Spencer’s agent, Jordan Woy, has a history of working out deals with the Cowboys, having done so with Flozell Adams a few years ago right before free agency started
But think about this option: trading Spencer.
Under the tag rules, a team would owe the Cowboys two first-round picks but they can work out a deal for substantially less.
Trading franchise players is not uncommon. Kansas City traded Jared Allen to Minnesota in 2008 for a first rounder, two third rounders and a swapped sixth round pick. Green Bay traded Corey Williams to Cleveland for a second rounder in 2008.
New England traded Matt Cassel to Kansas City in 2009 with Mike Vrabel for a second round pick. In 2003, the Patriots traded Tebucky Jones to New Orleans for three picks: third and seventh rounder sin ’03 and a fourth round in 2004.
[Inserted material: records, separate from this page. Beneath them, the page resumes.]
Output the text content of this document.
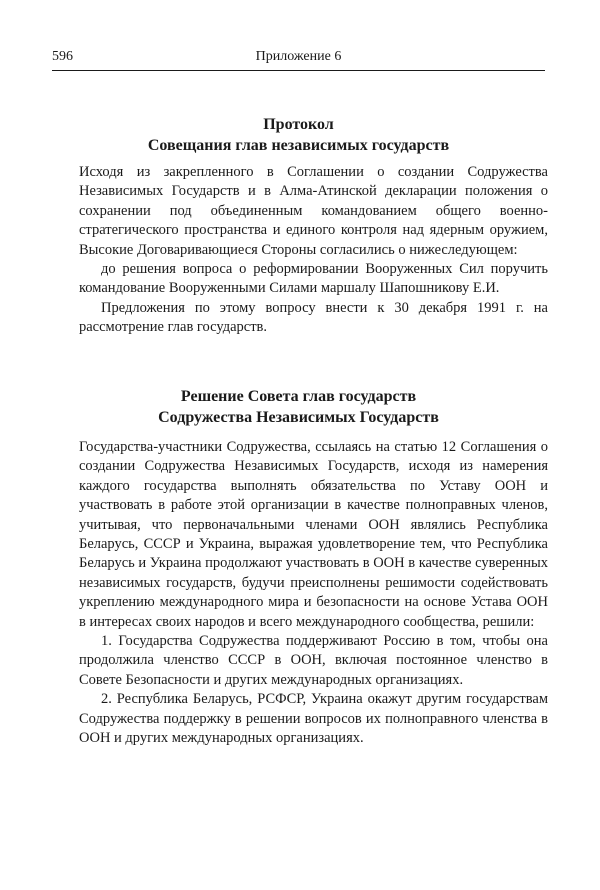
596	Приложение 6
Протокол
Совещания глав независимых государств

Исходя из закрепленного в Соглашении о создании Содружества Независимых Государств и в Алма-Атинской декларации положения о сохранении под объединенным командованием общего военно-стратегического пространства и единого контроля над ядерным оружием, Высокие Договаривающиеся Стороны согласились о нижеследующем:

до решения вопроса о реформировании Вооруженных Сил поручить командование Вооруженными Силами маршалу Шапошникову Е.И.

Предложения по этому вопросу внести к 30 декабря 1991 г. на рассмотрение глав государств.

Решение Совета глав государств
Содружества Независимых Государств

Государства-участники Содружества, ссылаясь на статью 12 Соглашения о создании Содружества Независимых Государств, исходя из намерения каждого государства выполнять обязательства по Уставу ООН и участвовать в работе этой организации в качестве полноправных членов, учитывая, что первоначальными членами ООН являлись Республика Беларусь, СССР и Украина, выражая удовлетворение тем, что Республика Беларусь и Украина продолжают участвовать в ООН в качестве суверенных независимых государств, будучи преисполнены решимости содействовать укреплению международного мира и безопасности на основе Устава ООН в интересах своих народов и всего международного сообщества, решили:

1. Государства Содружества поддерживают Россию в том, чтобы она продолжила членство СССР в ООН, включая постоянное членство в Совете Безопасности и других международных организациях.

2. Республика Беларусь, РСФСР, Украина окажут другим государствам Содружества поддержку в решении вопросов их полноправного членства в ООН и других международных организациях.
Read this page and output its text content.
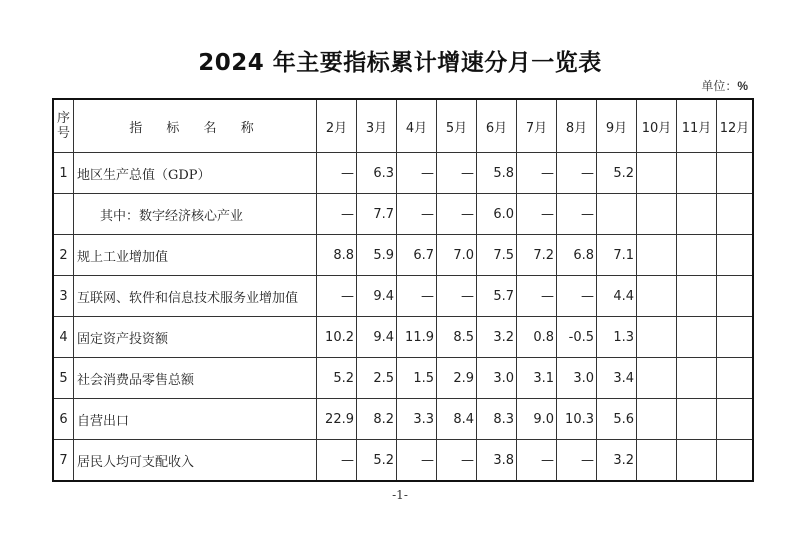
2024 年主要指标累计增速分月一览表
单位：%
序号	指 标 名 称	2月	3月	4月	5月	6月	7月	8月	9月	10月	11月	12月
1	地区生产总值（GDP）	—	6.3	—	—	5.8	—	—	5.2			
	其中：数字经济核心产业	—	7.7	—	—	6.0	—	—				
2	规上工业增加值	8.8	5.9	6.7	7.0	7.5	7.2	6.8	7.1			
3	互联网、软件和信息技术服务业增加值	—	9.4	—	—	5.7	—	—	4.4			
4	固定资产投资额	10.2	9.4	11.9	8.5	3.2	0.8	-0.5	1.3			
5	社会消费品零售总额	5.2	2.5	1.5	2.9	3.0	3.1	3.0	3.4			
6	自营出口	22.9	8.2	3.3	8.4	8.3	9.0	10.3	5.6			
7	居民人均可支配收入	—	5.2	—	—	3.8	—	—	3.2			
-1-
So what can the Cowboys get for Spencer? He is coming off a career-high 11 sacks and a Pro Bowl appearance. He is durable but he is 29. Teams don’t want to pay age and to get Spencer a long-term deal would have to be worked out for the new club.
Maybe they get a third-round pick in return.
It beats getting nothing - or a possible 2014 compensatory pick - in return, which is what the Cowboys would have received if they just let him walk.
At best the Cowboys get their best defensive player in 2012 on the roster in 2013 and at the worst they get a draft pick or two in return if they were to trade him.